Taking to the streets
The key issues:
- Rome has long been known for its colourful graffiti but recent years have seen street taggers and vandals marring public spaces.
- Rubbish collection in the city is not fit for purpose, with bins regularly overflowing, litter covering streets, squares and parks, and residents routinely complaining about the smell and hygiene worries.
- A fire at a waste-treatment plant in December 2018 tipped the dire rubbish problem in Rome into a crisis.
The solutions:
- Keep up momentum in the fight against graffiti by engaging communities and recruit more volunteers.
- Seek more corporate sponsorship to fund staff and outreach (a household cleaning brand is already on board).
- Lobby city hall in a practical way by asking waste-disposal experts to demonstrate best practice.
Luigi Capello
Founder and CEO, Luiss Enlabs and LVenture Group
With an azure sky meeting the white travertine arches above Rome’s Termini station, it is hard not to be positive about Luiss EnLabs, a vast start-up space set up in 2013. But this is Rome and things are rarely simple, says Luigi Capello, head of LVenture Group, a venture capital company that manages this 5,500 sq m accelerator space in a colossal wing of the 1930s fascist-era station building.
A lack of investment prompted a brain drain post 2008 that Capello says he’s striving to plug, painting a picture of Rome that is not nearly as sunny as his offices. But with a relatively large student population of 300,000 and top-notch universities such as Luiss (the venture’s official academic partner) and La Sapienza, Rome’s human potential is obvious. And so Luiss EnLabs has gathered some 60 local and international start-ups working on everything from food technology to analytics and big data, with Capello’s LVenture Group offering “micro seed” (up to €145,000) or “seed’” (up to €250,000) investments to help them grow. Within the modernised, lofty spaces of Luiss EnLabs, a Roman start-up culture is being fostered. The list is impressive, from GenomeUp, a software that supports patient diagnosis through DNA analysis, to Moovenda, a food-delivery platform.
While Rome’s bureaucracy and crumbling infrastructure are entrenched, Capello points to some of the more tantalising aspects of resettling in Rome. “Despite it all, quality of life is high here. Maybe because there is less capacity, prices are still competitive.” Good, inexpensive food, affordable rent and a pleasant climate all help make Rome tempting.

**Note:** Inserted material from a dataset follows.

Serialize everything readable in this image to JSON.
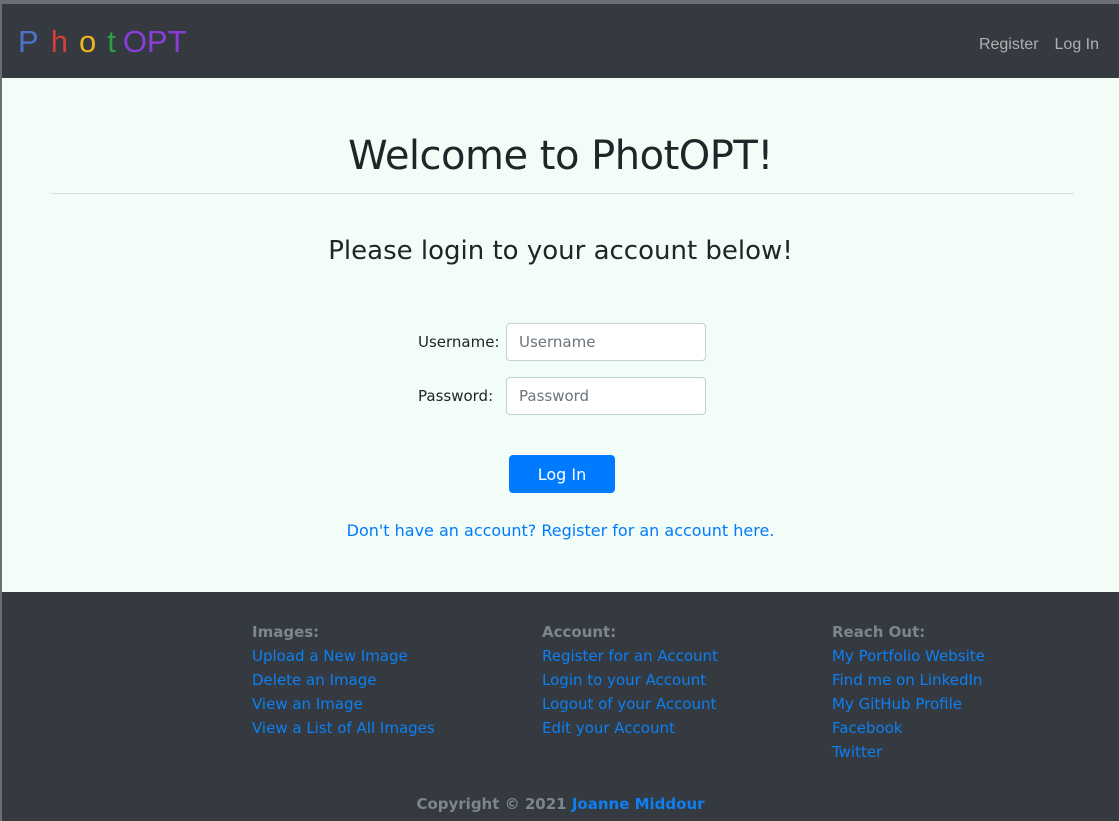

Capello and his LVenture Group have also found that there is opportunity and growth to be had here. The key, says Capello, is to align closely to the institutions and resources doing well, and avoid those that aren’t working. By investing in and promoting promising start-ups, the venture that Capello has created is becoming a success in the face of difficulties that would make most venture capitalists wince.
How to fix the brain drain.
Nurturing talent The key issues:
The key issues:
- Rome was hit hard following the 2008 global economic crisis. Companies relocated, job opportunities were scarce and unemployment skyrocketed.
- Despite Rome’s myriad quality universities, the city had trouble retaining young talent. A sizeable brain drain saw graduates move abroad to work.
- Ambitious Romans who wanted to stay in their hometown were stymied by failing infrastructure and little official support.
The solutions:
- Increase collaboration between universities, corporate sponsors and state institutions.
- Continue investing in early-stage start-ups and those business that are ready to scale up.
- Keep lobbying for much better transport and mobility for the city.